2025 CES National Conference - Workshops

Building Evaluation Capacity through Time Travel as a Methodological Approach

Tuesday, May 13, 11:00 EST

Title:  Building Evaluation Capacity through Time Travel as a Methodological Approach

Abstract: This presentation introduces the concept of Sankofa—an Akan philosophy that emphasizes retrieving wisdom from the past to build a better future—and offers it as a framework for ethically navigating time travel in evaluation practices.

This presentation will outline how to ensure ethical practice, evaluators need practical tools that allow for thoughtful reflection and participation. The presentation will introduce frameworks such as participatory storytelling, where communities take ownership of their historical narratives, and reflective practices that help evaluators challenge their biases and assumptions. These tools enable evaluators to ethically reengage with the past while empowering participants to reclaim their stories. Recently, by continually engaging in this cyclical, time-travel methodology with a national housing justice client, UBUNTU evaluators not only deepened their understanding of culturally responsive evaluation but also built capacity for sustainable, justice-oriented practices. 

By traveling through time using these tools, evaluators not only challenged dominant narratives but also sparked equitable, imaginative evaluation practices that honor both past and future.This framework equips evaluators to build evaluative capacity so that organizations can effectively conduct evaluations that are not only contextually informed but actively support relational responsibilities and transformative change. This tool supports the building of liberated futures free from harm.

Speaker: Linetta Alexander

Type: Express workshop. 90 minutes

Language: English 

Presenters' expertise: A creative, critical thinking Black woman who embeds somatic work and role play in her work with organizations that demonstrate readiness to align their practices with transformational accountability that will lead to liberated futures for all Black folks. Linetta Alexander is an experienced educator and school leader; an alum of UW-Milwaukee with a B.S in English, a post-bac certification in Education, and National Louis University with a Masters of Education in Administration and Supervision. She holds a renewable educational license for 1st thru 8th grades, all subjects, and lifetime licenses for director of instruction and principal. 

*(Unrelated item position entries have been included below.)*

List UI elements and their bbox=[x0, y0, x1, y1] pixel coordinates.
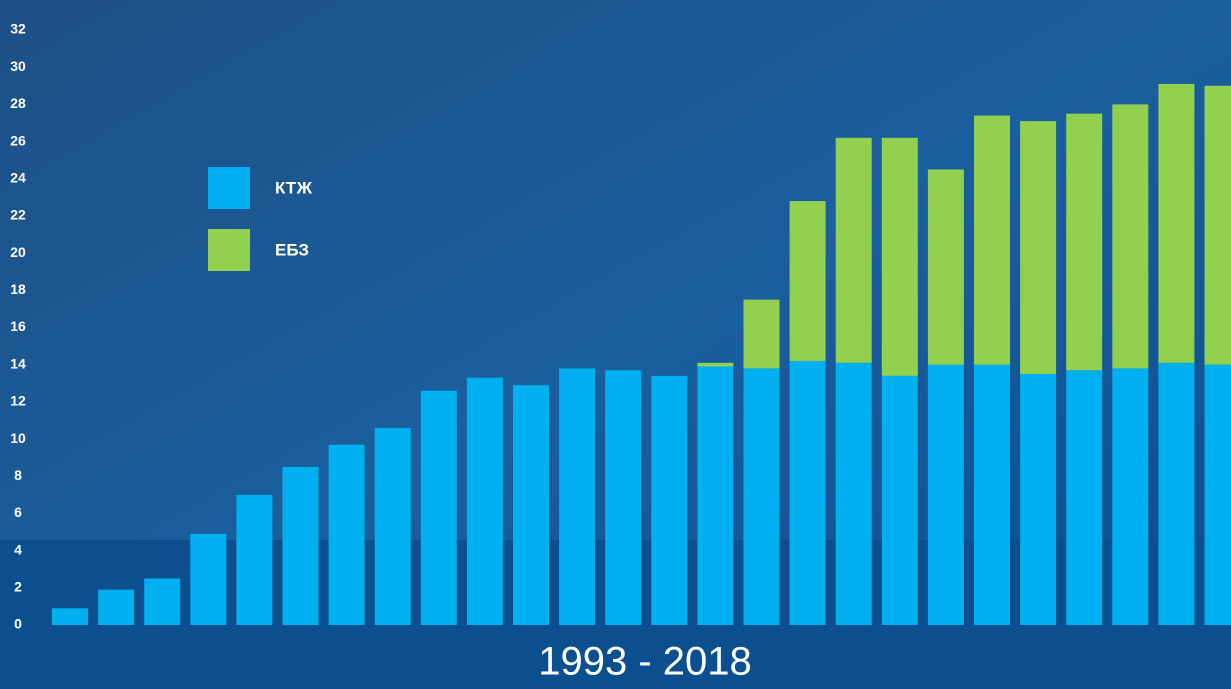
y-tick-label: 4 bbox=[14, 541, 22, 557]
bar-segment bbox=[1066, 370, 1103, 625]
y-tick-label: 24 bbox=[10, 169, 26, 185]
bar-segment bbox=[974, 364, 1010, 625]
y-tick-label: 2 bbox=[14, 579, 22, 595]
bar-segment bbox=[651, 375, 688, 625]
legend-label: ЕБЗ bbox=[275, 240, 309, 259]
bar-segment bbox=[98, 589, 135, 625]
y-tick-label: 14 bbox=[10, 355, 26, 371]
bar-segment bbox=[236, 494, 273, 625]
bar-segment bbox=[1204, 364, 1231, 625]
bar-segment bbox=[190, 533, 227, 625]
bar-segment bbox=[835, 137, 872, 363]
bar-segment bbox=[1112, 368, 1149, 625]
bar-segment bbox=[835, 362, 872, 625]
bar-segment bbox=[1020, 121, 1057, 374]
bar-segment bbox=[1066, 113, 1103, 371]
bar-segment bbox=[743, 299, 780, 369]
bar-segment bbox=[1158, 362, 1195, 625]
bar-segment bbox=[605, 370, 642, 625]
y-tick-label: 32 bbox=[10, 21, 26, 37]
y-tick-label: 12 bbox=[10, 393, 26, 409]
bar-segment bbox=[789, 201, 826, 361]
y-tick-label: 26 bbox=[10, 132, 26, 148]
y-tick-label: 8 bbox=[14, 467, 22, 483]
bar-segment bbox=[328, 444, 365, 625]
y-tick-label: 20 bbox=[10, 244, 26, 260]
bar-segment bbox=[1020, 373, 1057, 625]
y-tick-label: 30 bbox=[10, 58, 26, 74]
bar-segment bbox=[513, 385, 549, 625]
bar-segment bbox=[974, 115, 1010, 365]
legend-label: КТЖ bbox=[275, 178, 313, 197]
y-tick-label: 16 bbox=[10, 318, 26, 334]
bar-segment bbox=[559, 368, 596, 625]
x-axis-label: 1993 - 2018 bbox=[538, 640, 752, 684]
bar-segment bbox=[697, 366, 734, 625]
y-tick-label: 18 bbox=[10, 281, 26, 297]
bar-segment bbox=[697, 362, 734, 367]
y-tick-label: 28 bbox=[10, 95, 26, 111]
bar-segment bbox=[927, 364, 964, 625]
legend-swatch bbox=[208, 229, 250, 271]
bar-segment bbox=[789, 360, 826, 625]
bar-segment bbox=[743, 368, 780, 625]
bar-segment bbox=[881, 137, 918, 376]
bar-segment bbox=[52, 608, 88, 625]
bar-segment bbox=[374, 427, 411, 625]
bar-segment bbox=[420, 390, 457, 625]
bar-segment bbox=[881, 375, 918, 625]
bar-segment bbox=[1112, 104, 1149, 369]
bar-segment bbox=[466, 377, 503, 625]
y-tick-label: 6 bbox=[14, 504, 22, 520]
y-tick-label: 10 bbox=[10, 430, 26, 446]
bar-segment bbox=[144, 578, 181, 625]
y-tick-label: 0 bbox=[14, 616, 22, 632]
legend-swatch bbox=[208, 167, 250, 209]
y-tick-label: 22 bbox=[10, 207, 26, 223]
bar-segment bbox=[927, 169, 964, 365]
bar-segment bbox=[1204, 85, 1231, 365]
bar-segment bbox=[282, 466, 319, 625]
bar-segment bbox=[1158, 83, 1195, 363]
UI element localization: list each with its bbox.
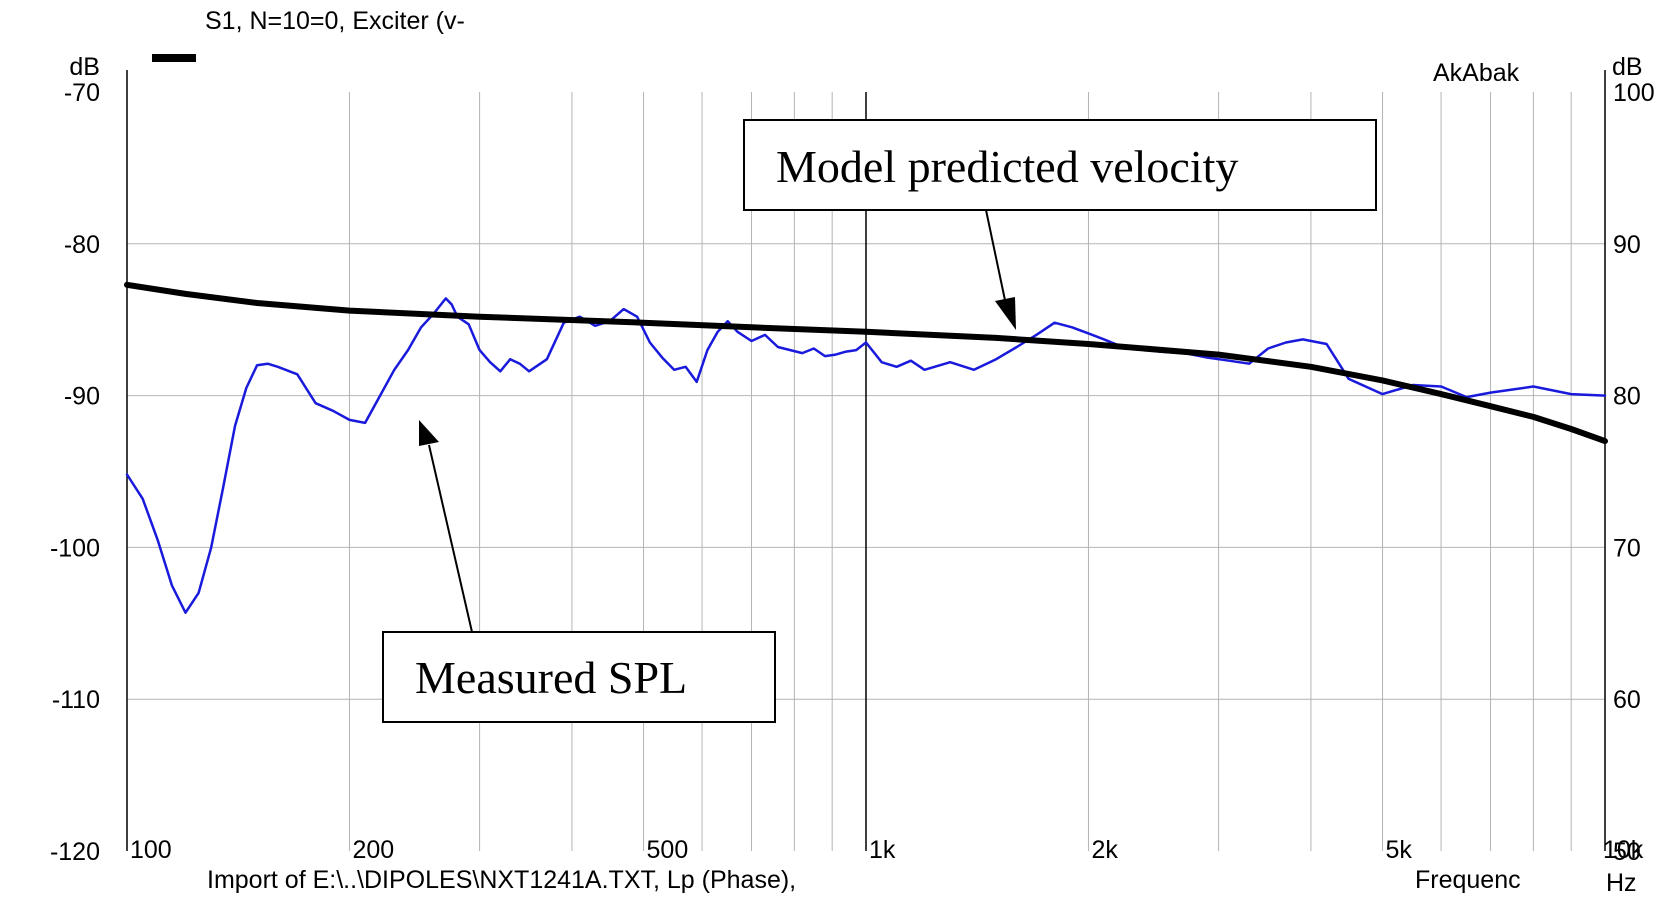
x-tick-label: 100: [130, 836, 172, 864]
x-tick-label: 10k: [1603, 836, 1644, 864]
left-axis-unit: dB: [69, 53, 100, 81]
left-tick-label: -80: [64, 231, 100, 259]
right-tick-labels: 100 90 80 70 60 50: [1613, 79, 1655, 866]
measured-callout-box: [382, 631, 776, 723]
measured-callout-arrow-line: [428, 444, 473, 633]
right-tick-label: 80: [1613, 383, 1641, 411]
left-tick-label: -110: [52, 686, 100, 714]
measured-callout-text: Measured SPL: [415, 652, 687, 703]
series-layer: [124, 281, 1608, 614]
model-velocity-line: [124, 281, 1608, 445]
model-callout-text: Model predicted velocity: [776, 141, 1238, 192]
import-label: Import of E:\..\DIPOLES\NXT1241A.TXT, Lp…: [207, 866, 796, 894]
x-axis-unit: Hz: [1606, 869, 1637, 897]
x-tick-label: 500: [647, 836, 689, 864]
right-tick-label: 100: [1613, 79, 1655, 107]
software-label: AkAbak: [1433, 59, 1520, 87]
x-axis-label: Frequenc: [1415, 866, 1521, 894]
right-tick-label: 70: [1613, 534, 1641, 562]
right-tick-label: 60: [1613, 686, 1641, 714]
model-callout-box: [743, 119, 1377, 211]
model-callout-arrowhead: [995, 297, 1016, 330]
left-tick-label: -70: [64, 79, 100, 107]
series-title: S1, N=10=0, Exciter (v-: [205, 7, 465, 35]
left-tick-label: -120: [50, 838, 100, 866]
right-tick-label: 50: [1613, 838, 1641, 866]
x-tick-label: 5k: [1386, 836, 1413, 864]
series-legend-swatch: [152, 54, 196, 62]
x-tick-labels: 100 200 500 1k 2k 5k 10k: [130, 836, 1644, 864]
x-tick-label: 200: [352, 836, 394, 864]
model-callout-arrow-line: [985, 209, 1007, 306]
right-tick-label: 90: [1613, 231, 1641, 259]
left-tick-label: -100: [50, 534, 100, 562]
x-tick-label: 2k: [1091, 836, 1118, 864]
plot-axes: [126, 70, 1606, 851]
measured-callout-arrowhead: [419, 420, 439, 446]
x-tick-label: 1k: [869, 836, 896, 864]
left-tick-labels: -70 -80 -90 -100 -110 -120: [50, 79, 100, 866]
right-axis-unit: dB: [1612, 53, 1643, 81]
left-tick-label: -90: [64, 383, 100, 411]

Before joining forces with UBUNTU in 2020, she worked in educational institutions to advance adolescents and adults both academically and socially to overcome the challenges of inequity in Black density schools in the city of Milwaukee. She currently serves on the Milwaukee K-12 Civic Action Team, Milwaukee Succeeds, CREA, AEA, feminist and education TIGS, and is a restorative practitioner, mom, pet parent, and playwright.

Workshop level: Beginner

Prerequisite knowledge: 1. Foundational understanding of evaluation practices: Familiarity with general evaluation methodologies. 2. Culturally responsive evaluation principles: Awareness of practices that consider cultural context and the importance of inclusivity in evaluation. 3. Participatory methods: Basic knowledge of participatory storytelling and community engagement approaches. 4. Reflective practices: Experience with or openness to self-reflection, particularly in addressing biases and assumptions in professional work. 5. Social Justice Orientation: An understanding of equity-focused work and how evaluations can contribute to justice-oriented outcomes.

Learning objectives: 

1. Understand Ethical Time Travel in Evaluation: Participants will learn the principles of the Sankofa framework and how to apply it ethically in evaluation practices to honor historical narratives and inform future-oriented justice work. 

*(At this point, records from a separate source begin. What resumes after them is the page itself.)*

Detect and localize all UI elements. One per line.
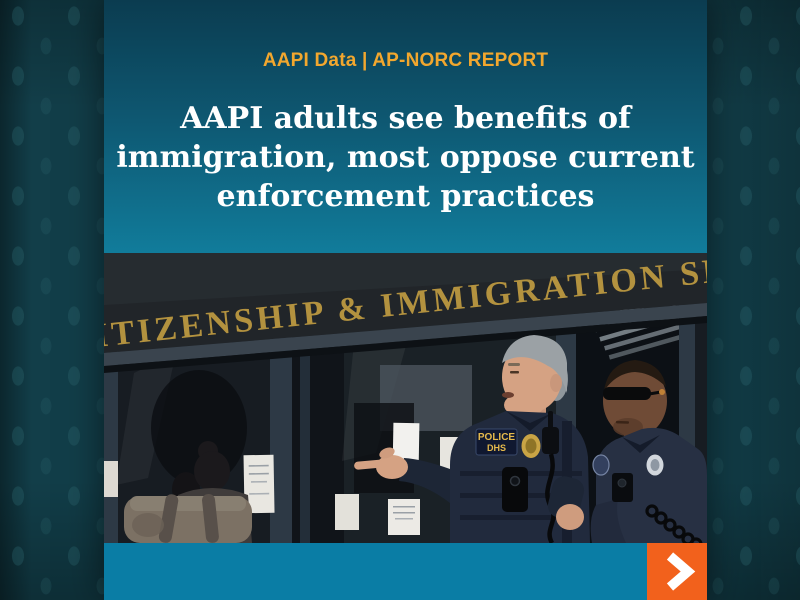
next-button[interactable] — [647, 543, 707, 600]
body-camera — [612, 473, 633, 502]
page-title: AAPI adults see benefits of immigration,… — [116, 99, 694, 216]
gold-badge — [521, 434, 541, 458]
chevron-right-icon — [666, 552, 696, 591]
title-line-2: immigration, most oppose current — [116, 140, 695, 175]
building-sign: ITIZENSHIP & IMMIGRATION SE — [104, 253, 707, 373]
sunglasses — [603, 387, 665, 400]
patch-line-1: POLICE — [478, 432, 516, 443]
patch-line-2: DHS — [487, 443, 506, 453]
news-photo: ITIZENSHIP & IMMIGRATION SE — [104, 253, 707, 543]
title-line-1: AAPI adults see benefits of — [180, 101, 631, 136]
officer-sunglasses — [590, 360, 707, 543]
silver-badge — [646, 454, 664, 476]
pointing-arm — [354, 447, 450, 503]
report-card: AAPI Data | AP-NORC REPORT AAPI adults s… — [104, 0, 707, 600]
news-photo-illustration: ITIZENSHIP & IMMIGRATION SE — [104, 253, 707, 543]
backpack — [124, 493, 252, 543]
coiled-radio-cord — [645, 504, 703, 543]
title-line-3: enforcement practices — [216, 179, 595, 214]
eyebrow-label: AAPI Data | AP-NORC REPORT — [262, 50, 549, 71]
shoulder-patch — [592, 454, 610, 476]
officer-left-hand — [547, 476, 585, 530]
card-header: AAPI Data | AP-NORC REPORT AAPI adults s… — [104, 0, 707, 253]
police-dhs-patch: POLICE DHS — [475, 428, 518, 456]
chest-phone — [502, 467, 528, 512]
card-footer — [104, 543, 707, 600]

2. Develop Practical Evaluation Tools: Participants will gain hands-on experience with participatory storytelling and reflective practices that empower communities and challenge biases in evaluation processes. 

3. Enhance Capacity for Justice-Oriented Evaluation: Participants will explore how to build organizational and individual capacity for conducting evaluations that support transformative, equity-focused change and relational accountability.

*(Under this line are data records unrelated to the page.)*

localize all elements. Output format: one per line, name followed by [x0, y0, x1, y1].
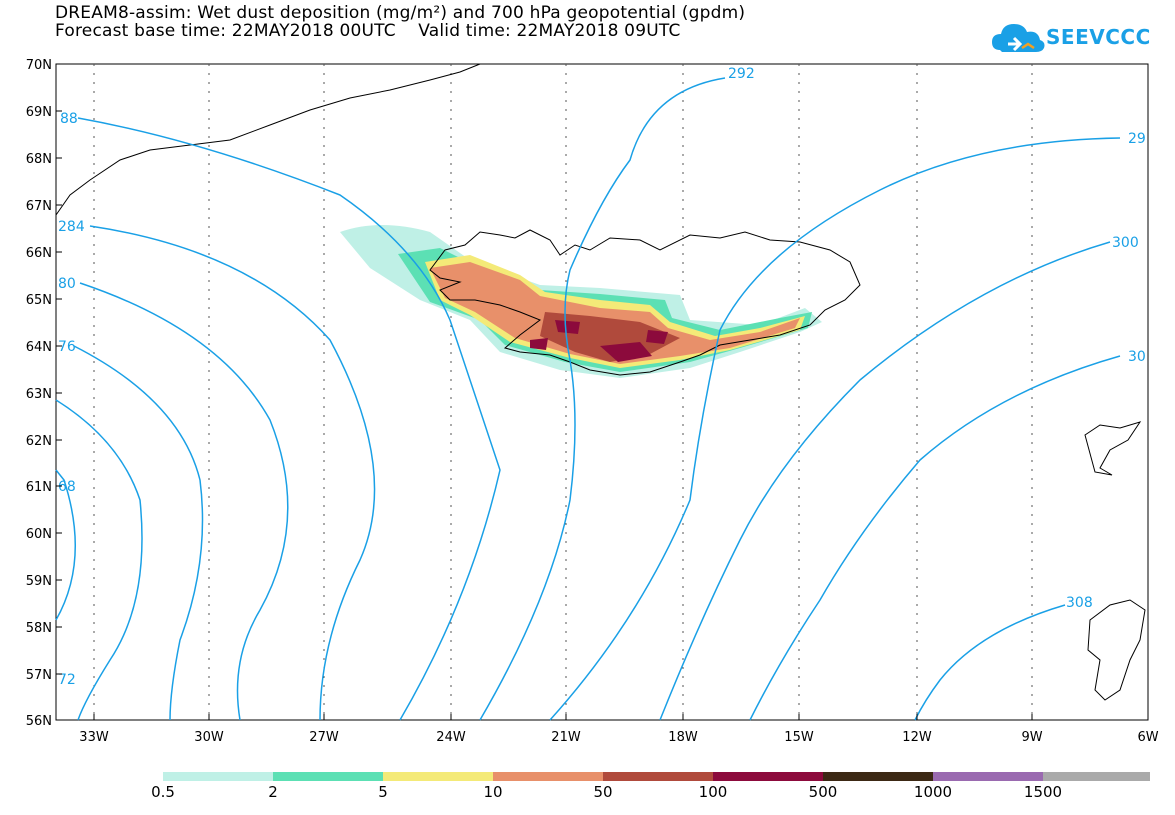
- contour-label: 68: [58, 479, 76, 495]
- contour-label: 308: [1066, 595, 1093, 611]
- title-line-2: Forecast base time: 22MAY2018 00UTC Vali…: [55, 21, 681, 41]
- lon-label: 6W: [1137, 730, 1158, 745]
- contour-label: 29: [1128, 131, 1146, 147]
- legend-swatch: [933, 772, 1043, 781]
- legend-swatch: [163, 772, 273, 781]
- legend-swatch: [823, 772, 933, 781]
- cloud-icon: [992, 24, 1045, 52]
- coastlines: [55, 63, 1146, 701]
- title-line-1: DREAM8-assim: Wet dust deposition (mg/m²…: [55, 3, 746, 23]
- lat-label: 63N: [26, 387, 52, 402]
- legend-label: 5: [378, 783, 388, 801]
- lon-label: 18W: [668, 730, 698, 745]
- legend-label: 100: [698, 783, 728, 801]
- geopotential-contours: [55, 77, 1121, 721]
- lat-label: 70N: [26, 58, 52, 73]
- contour-label: 72: [58, 672, 76, 688]
- legend-label: 2: [268, 783, 278, 801]
- map-frame: [55, 63, 1149, 721]
- lat-label: 58N: [26, 621, 52, 636]
- lat-label: 66N: [26, 246, 52, 261]
- legend-label: 10: [483, 783, 503, 801]
- contour-label: 292: [728, 66, 755, 82]
- legend-swatch: [1043, 772, 1150, 781]
- legend-label: 1000: [913, 783, 953, 801]
- lon-label: 21W: [551, 730, 581, 745]
- lat-label: 64N: [26, 340, 52, 355]
- legend-label: 500: [808, 783, 838, 801]
- lon-label: 12W: [902, 730, 932, 745]
- lon-label: 15W: [784, 730, 814, 745]
- legend-label: 50: [593, 783, 613, 801]
- lat-label: 56N: [26, 714, 52, 729]
- lon-label: 30W: [194, 730, 224, 745]
- lon-label: 9W: [1021, 730, 1042, 745]
- lat-label: 68N: [26, 152, 52, 167]
- legend-swatch: [383, 772, 493, 781]
- latitude-labels: 70N 69N 68N 67N 66N 65N 64N 63N 62N 61N …: [26, 58, 52, 729]
- legend-label: 1500: [1023, 783, 1063, 801]
- axis-ticks: [56, 63, 1033, 720]
- lat-label: 65N: [26, 293, 52, 308]
- contour-label: 88: [60, 111, 78, 127]
- legend-swatch: [603, 772, 713, 781]
- contour-label: 284: [58, 219, 85, 235]
- legend-label: 0.5: [151, 783, 175, 801]
- legend-swatch: [713, 772, 823, 781]
- lat-label: 61N: [26, 480, 52, 495]
- legend-colorbar: [163, 772, 1150, 781]
- seevccc-logo: SEEVCCC: [990, 18, 1150, 62]
- logo-text: SEEVCCC: [1046, 25, 1151, 49]
- lat-label: 57N: [26, 668, 52, 683]
- lon-label: 24W: [436, 730, 466, 745]
- lat-label: 60N: [26, 527, 52, 542]
- longitude-labels: 33W 30W 27W 24W 21W 18W 15W 12W 9W 6W: [79, 730, 1158, 745]
- contour-labels: 88 284 80 76 68 72 292 29 300 30 308: [58, 66, 1146, 688]
- lat-label: 67N: [26, 199, 52, 214]
- lat-label: 59N: [26, 574, 52, 589]
- legend-swatch: [493, 772, 603, 781]
- legend-swatch: [273, 772, 383, 781]
- lat-label: 69N: [26, 105, 52, 120]
- contour-label: 80: [58, 276, 76, 292]
- lon-label: 33W: [79, 730, 109, 745]
- lon-label: 27W: [309, 730, 339, 745]
- contour-label: 300: [1112, 235, 1139, 251]
- dust-deposition-field: [340, 225, 822, 378]
- contour-label: 76: [58, 339, 76, 355]
- lat-label: 62N: [26, 434, 52, 449]
- contour-label: 30: [1128, 349, 1146, 365]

Teaching strategies : Introduction (10 minutes): Overview of the topic, objectives, and the Sankofa framework. 

Conceptual Foundations (15 minutes): Detailed explanation of ethical time travel, participatory storytelling, and reflective practices, with real-world examples. 

Tools and Frameworks (15-20 minutes): Demonstrate practical tools and time travel methodology. 

Group Activity (20-25 minutes): Breakout sessions for participants to practice applying the tools, such as analyzing a scenario using the Sankofa framework or creating a brief participatory storytelling plan. 

Discussion and Sharing (10-15 minutes): Groups convene to share insights.

Reflection and Q&A (10 minutes): Facilitated reflective discussion to connect activities to the larger objectives.